A very stately address transpires to be a nursing home rather than a personal residence. The nurse enquires if he can ‘self-care’, which is a polite way of asking if he can get to the lavatory and wash himself. He says he can manage bits and pieces if Sarah Stedy is with him and winks at the nurse. She fails to smile. I imagine this Sarah Stedy to be a woman possessing the muscles of a gymnast with the composure of a holy sister. And a lucky one at that; Mr. Van der Neel must be extremely statuesque when viewed naked under a hot shower.

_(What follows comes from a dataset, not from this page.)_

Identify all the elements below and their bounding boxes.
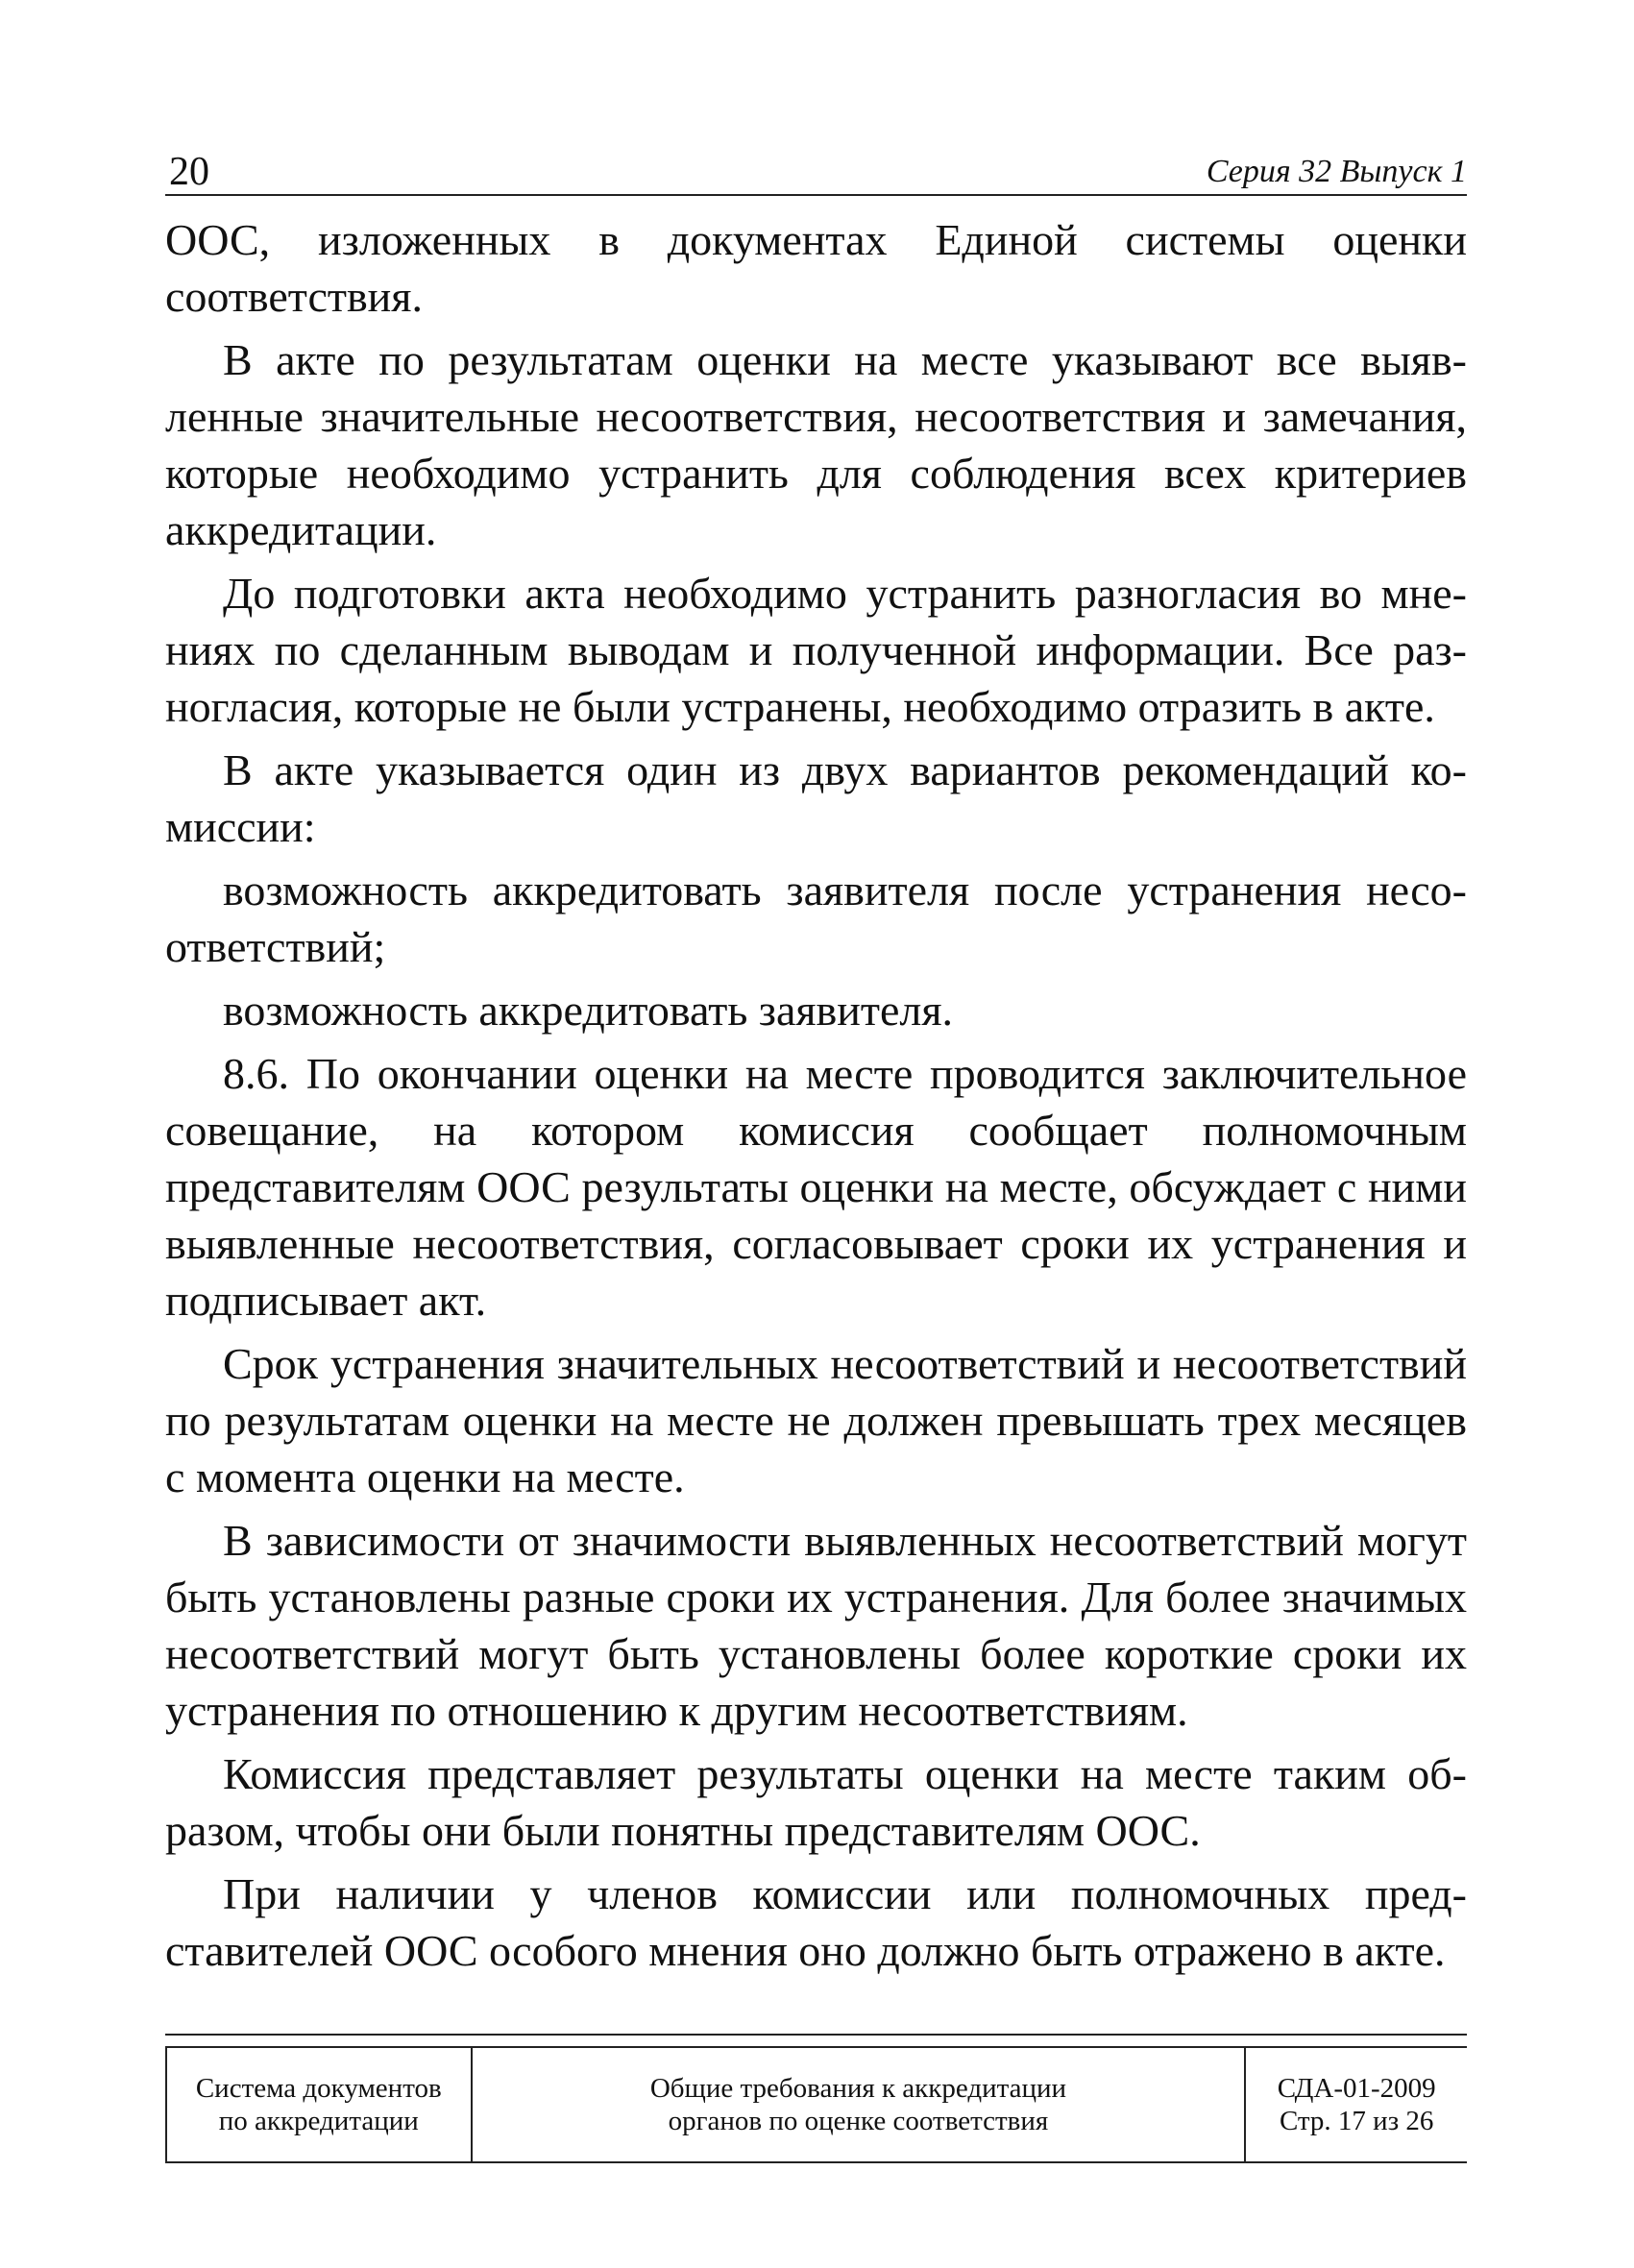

“We don’t have a Sarah Stedy here,” snaps the nurse, “they had one on ward three but it broke. You’ll have to use the commode and a bowl and flannel instead.” It is rather disappointing that Sarah Stedy turns out to be a mobility appliance rather than flesh and blood, though her demise has certain advantages. I quickly take her place in the shower with Mr. Van der Neel and imagine the joy of helping him bathe.


On this ward, patients are asked what they did, rather than what they do. It seems to indicate a certain proximity to the grave, or at best, the impossibility of returning to life as it once was. Mr. Van der Neel seems in no mood to give a serious reply to the question. “I look after my cats,” he says. The nurse sits poised with her biro, sighs deeply and announces that she will record his answer under ‘any dependents’, though it would be helpful to know how many. “Hundreds,” he replies. Snapping her questionnaire firmly onto a clipboard, she tells him that she will come back later, when he is more settled; in the meantime, she hopes that all these cats are being well looked after. “They are,” he says solemnly. Raising her eyebrows, she walks away, shaking her head as she goes.


Mr. Van der Neel has been turned on his side, had his bottom inspected for potential sores and some socks provided to warm feet. The socks are size XL apparently but only manage to cover his toes; they are also bright yellow. He looks over to my bed and admires my laptop. “Would it be possible to look at my cats?” he asks. I nod enthusiastically and take the computer to his bedside. I watch as he slowly types and then hits the return key excitedly. “Come and see, come and see,” he insists; beaming. On the screen is a photograph of Kariega Game Reserve on the Eastern Cape of South Africa, and soon, many pictures of the handsome man lying next to me with his cats. He shows me leopards, tigers, lions and a cute looking cub asleep on his enormous chest. Standing on top of a jeep he throws haunches of bloody meat to waiting mouths, and later, silhouetted against a dying sun, surveys the land of his charges. I see his eyes fill with tears and tell myself that this is not the time to fall in love.